Boucles architecturales

La scénographie de l’exposition suit un agencement circulaire. Certaines figures semblent se répéter, mais ce ne sont en réalité que des impressions, provoquées par la technique de duplication de l’artiste. Les peintures sont présentes dans deux salles similaires, en miroir l’une de l’autre, qui se font écho. Ainsi, le principe esthétique de l’artiste s’exprime aussi à travers la scénographie de l’exposition. Cette disposition rend tangible la logique de l’empreinte et renforce les stratégies clés de sa peinture. L’espace d’exposition devient donc plus qu’un simple contenant : il devient un élément constitutif de la structure picturale.

Actions désancrées

Dans cet environnement, Serpas a conçu des décors servant de scènes à des performances en direct. En étroite collaboration avec le Margo Korableva Performance Theatre de Tbilissi, elle réactive leurs performances passées, non pas en les reconstituant, mais en les adaptant de manière décalée. Fondé en 1994, le collectif est connu pour ses productions expérimentales et avant-gardistes qui brouillent les frontières entre le théâtre, la performance, et d’autres formes d’art. Sous la direction de David Chikhladze, la troupe travaille sur ce qu’elle appelle la « synthèse relativiste », une pratique qui consiste à déconstruire et à recomposer des formes existantes. Des enregistrements vidéo des performances originales sont diffusés sur des écrans placés précisément là où leur remise en scène se déroule. Les actions en direct des six performeur·se·s – leurs gestes circulaires et leurs mouvements hésitants – semblent dépourvues de but particulier, et pourtant laissent des traces tangibles : des tasses de café vides ou des grains épars. Ce qui demeure également, ce sont des gestes figés dans la répétition, lents, comme sortis de leur contexte.

On trouve dans les décors, d’autres supports picturaux, tels que des sols et des murs d’atelier maculés de peinture, des ustensiles de cuisine, un extrait du film Le Cuirassé Potemkine (1925) de Sergei Eisenstein, des vestiges de répétitions passées, des masques et des objets trouvés.
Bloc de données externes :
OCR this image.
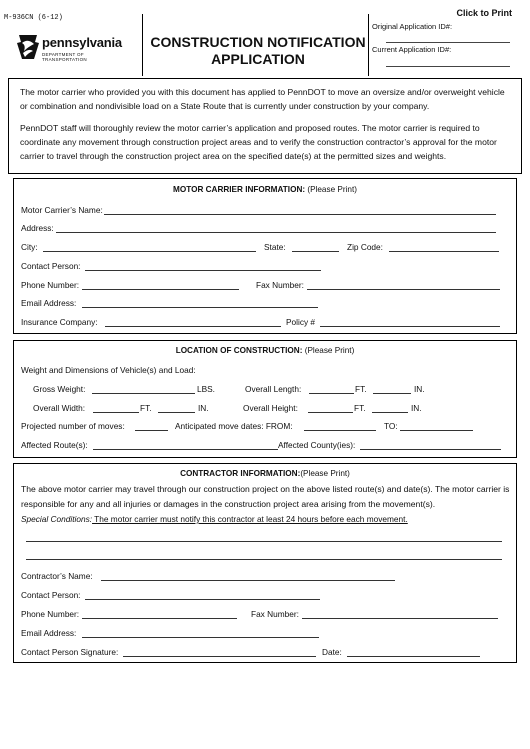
M-936CN (6-12)
pennsylvania
DEPARTMENT OF TRANSPORTATION
CONSTRUCTION NOTIFICATION
APPLICATION
Click to Print
Original Application ID#:
Current Application ID#:

The motor carrier who provided you with this document has applied to PennDOT to move an oversize and/or overweight vehicle or combination and nondivisible load on a State Route that is currently under construction by your company.

PennDOT staff will thoroughly review the motor carrier’s application and proposed routes. The motor carrier is required to coordinate any movement through construction project areas and to verify the construction contractor’s approval for the motor carrier to travel through the construction project area on the specified date(s) at the permitted sizes and weights.

MOTOR CARRIER INFORMATION: (Please Print)
Motor Carrier’s Name:
Address:
City:	State:	Zip Code:
Contact Person:
Phone Number:	Fax Number:
Email Address:
Insurance Company:	Policy #
LOCATION OF CONSTRUCTION: (Please Print)
Weight and Dimensions of Vehicle(s) and Load:
Gross Weight:	LBS.	Overall Length:	FT.	IN.
Overall Width:	FT.	IN.	Overall Height:	FT.	IN.
Projected number of moves:	Anticipated move dates: FROM:	TO:
Affected Route(s):	Affected County(ies):
CONTRACTOR INFORMATION:(Please Print)

The above motor carrier may travel through our construction project on the above listed route(s) and date(s). The motor carrier is responsible for any and all injuries or damages in the construction project area arising from the movement(s).

Special Conditions: The motor carrier must notify this contractor at least 24 hours before each movement.
Contractor’s Name:
Contact Person:
Phone Number:	Fax Number:
Email Address:
Contact Person Signature:	Date:
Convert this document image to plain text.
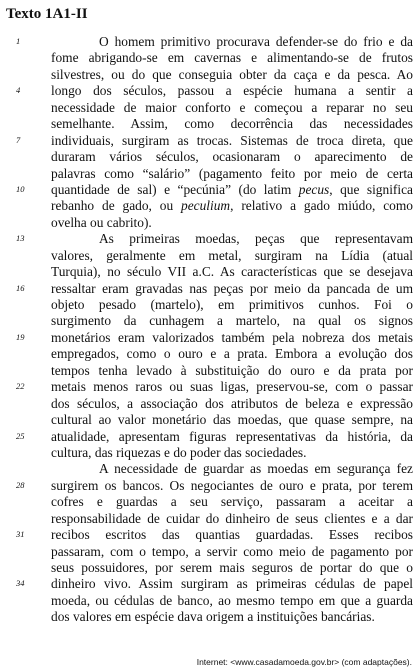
Texto 1A1-II
1	O homem primitivo procurava defender-se do frio e da
fome abrigando-se em cavernas e alimentando-se de frutos
silvestres, ou do que conseguia obter da caça e da pesca. Ao
4	longo dos séculos, passou a espécie humana a sentir a
necessidade de maior conforto e começou a reparar no seu
semelhante. Assim, como decorrência das necessidades
7	individuais, surgiram as trocas. Sistemas de troca direta, que
duraram vários séculos, ocasionaram o aparecimento de
palavras como “salário” (pagamento feito por meio de certa
10	quantidade de sal) e “pecúnia” (do latim pecus, que significa
rebanho de gado, ou peculium, relativo a gado miúdo, como
ovelha ou cabrito).
13	As primeiras moedas, peças que representavam
valores, geralmente em metal, surgiram na Lídia (atual
Turquia), no século VII a.C. As características que se desejava
16	ressaltar eram gravadas nas peças por meio da pancada de um
objeto pesado (martelo), em primitivos cunhos. Foi o
surgimento da cunhagem a martelo, na qual os signos
19	monetários eram valorizados também pela nobreza dos metais
empregados, como o ouro e a prata. Embora a evolução dos
tempos tenha levado à substituição do ouro e da prata por
22	metais menos raros ou suas ligas, preservou-se, com o passar
dos séculos, a associação dos atributos de beleza e expressão
cultural ao valor monetário das moedas, que quase sempre, na
25	atualidade, apresentam figuras representativas da história, da
cultura, das riquezas e do poder das sociedades.
A necessidade de guardar as moedas em segurança fez
28	surgirem os bancos. Os negociantes de ouro e prata, por terem
cofres e guardas a seu serviço, passaram a aceitar a
responsabilidade de cuidar do dinheiro de seus clientes e a dar
31	recibos escritos das quantias guardadas. Esses recibos
passaram, com o tempo, a servir como meio de pagamento por
seus possuidores, por serem mais seguros de portar do que o
34	dinheiro vivo. Assim surgiram as primeiras cédulas de papel
moeda, ou cédulas de banco, ao mesmo tempo em que a guarda
dos valores em espécie dava origem a instituições bancárias.
Internet: <www.casadamoeda.gov.br> (com adaptações).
L’Œuvre de Serpas bouscule notre manière de voir : le processus de connaissance est remplacé par l’expérience. L’image ne se donne jamais seule, mais toujours avec ce qu’elle dissimule, contourne ou refuse. Of my life n’est pas juste une exposition ; c’est une invitation à concevoir les images comme des entités dont le sens n’est jamais figé — elles sont des corps fragiles, mouvants à la fois vulnérables, résistants et ouverts au changement.